The former Massachusetts governor also has opened up sizable leads among independents and wealthier voters in recent weeks.
What had been a virtual tie among independents – 45 to 43 percent in favor of Romney – has turned into a 12-point advantage for him. Romney and Obama also were tied in early October among voters with annual incomes of more than $80,000, but Romney now leads among that group by 59 to 37 percent.
Romney continues to hold a 50 to 45 percent margin among the coveted middle-class voters, while Obama has widened his lead among lower-income voters from 13 to 15 points.
Younger voters, a key segment of his victory in 2008, still favor Obama by 53 to 38 percent, but Romney has narrowed that gap slightly in recent weeks. Similarly, Obama has cut into Romney's lead among voters age 50 or older, although Romney still holds a 53 to 43 percent margin there.
The poll shows that Obama has banked much of his support in North Carolina through early voting.
One-third of respondents have already cast votes in person, and the president leads among them by a 56 to 43 percent margin. He also leads among the small number of absentee voters by 53 to 40 percent, while the candidates are even among the respondents who plan to vote early this week.
Those early votes for Obama aren't likely to stand up, according to the poll. Another third of those surveyed plan to wait until Election Day to vote, and Romney leads that group by a 60 to 33 percent margin.
Economy on voters' minds
Some of Obama's weakness in North Carolina might be traced to the fact that many voters don't feel the last four years under his leadership have been a success.
Forty-four percent of those polled said their families were worse off financially than in 2008, which was twice as many who said they are better off now. Thirty-four percent said their financial conditions remain unchanged from four years ago.
Still, a majority of voters expressed optimism when discussing North Carolina's economy. Fifty-two percent say it will get stronger in the coming year, compared with 7 percent who foresee more troubles and 25 percent who expect it to continue sputtering along as it has been.
Republicans get the nod by 49 percent of respondents when it comes to handling the U.S. economy. Forty-one percent said Democrats can be trusted more with economic matters.
Other than the economy, health care is the most important issue among voters.

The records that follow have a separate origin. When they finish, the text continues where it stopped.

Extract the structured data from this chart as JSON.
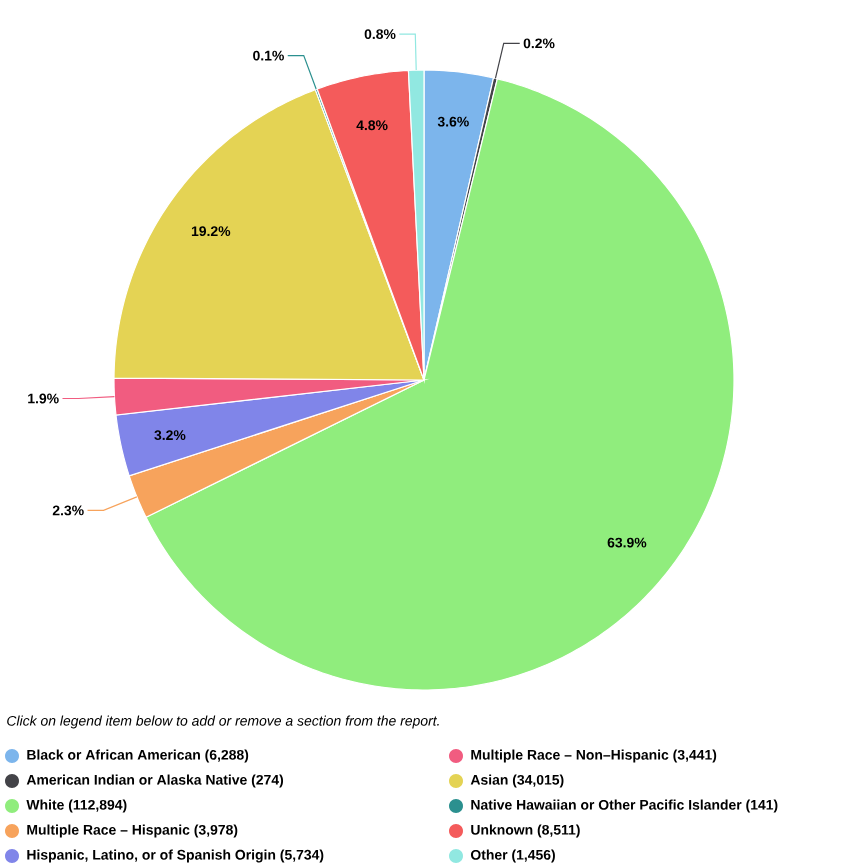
{
  "chart_data": {
    "type": "pie",
    "categories": [
      "Black or African American (6,288)",
      "American Indian or Alaska Native (274)",
      "White (112,894)",
      "Multiple Race – Hispanic (3,978)",
      "Hispanic, Latino, or of Spanish Origin (5,734)",
      "Multiple Race – Non–Hispanic (3,441)",
      "Asian (34,015)",
      "Native Hawaiian or Other Pacific Islander (141)",
      "Unknown (8,511)",
      "Other (1,456)"
    ],
    "values": [
      3.6,
      0.2,
      63.9,
      2.3,
      3.2,
      1.9,
      19.2,
      0.1,
      4.8,
      0.8
    ],
    "colors": [
      "#7cb5ec",
      "#434348",
      "#90ed7d",
      "#f7a35c",
      "#8085e9",
      "#f15c80",
      "#e4d354",
      "#2b908f",
      "#f45b5b",
      "#91e8e1"
    ],
    "value_labels": [
      "3.6%",
      "0.2%",
      "63.9%",
      "2.3%",
      "3.2%",
      "1.9%",
      "19.2%",
      "0.1%",
      "4.8%",
      "0.8%"
    ],
    "legend": "bottom",
    "annotations": [
      "Click on legend item below to add or remove a section from the report."
    ]
  }
}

Forty percent of respondents named it as the second-most-pressing issue in the U.S., followed by education at 21 percent, the war on terror at 15 percent and immigration at 10 percent.
McLennan said health care was cited so much because of the Patient Protection and Affordable Care Act that Obama helped pass two years ago. Romney has vowed to repeal the health care reform law.
"It's a lightning rod issue – half of the country is for it and half of the country is against it," McLennan said.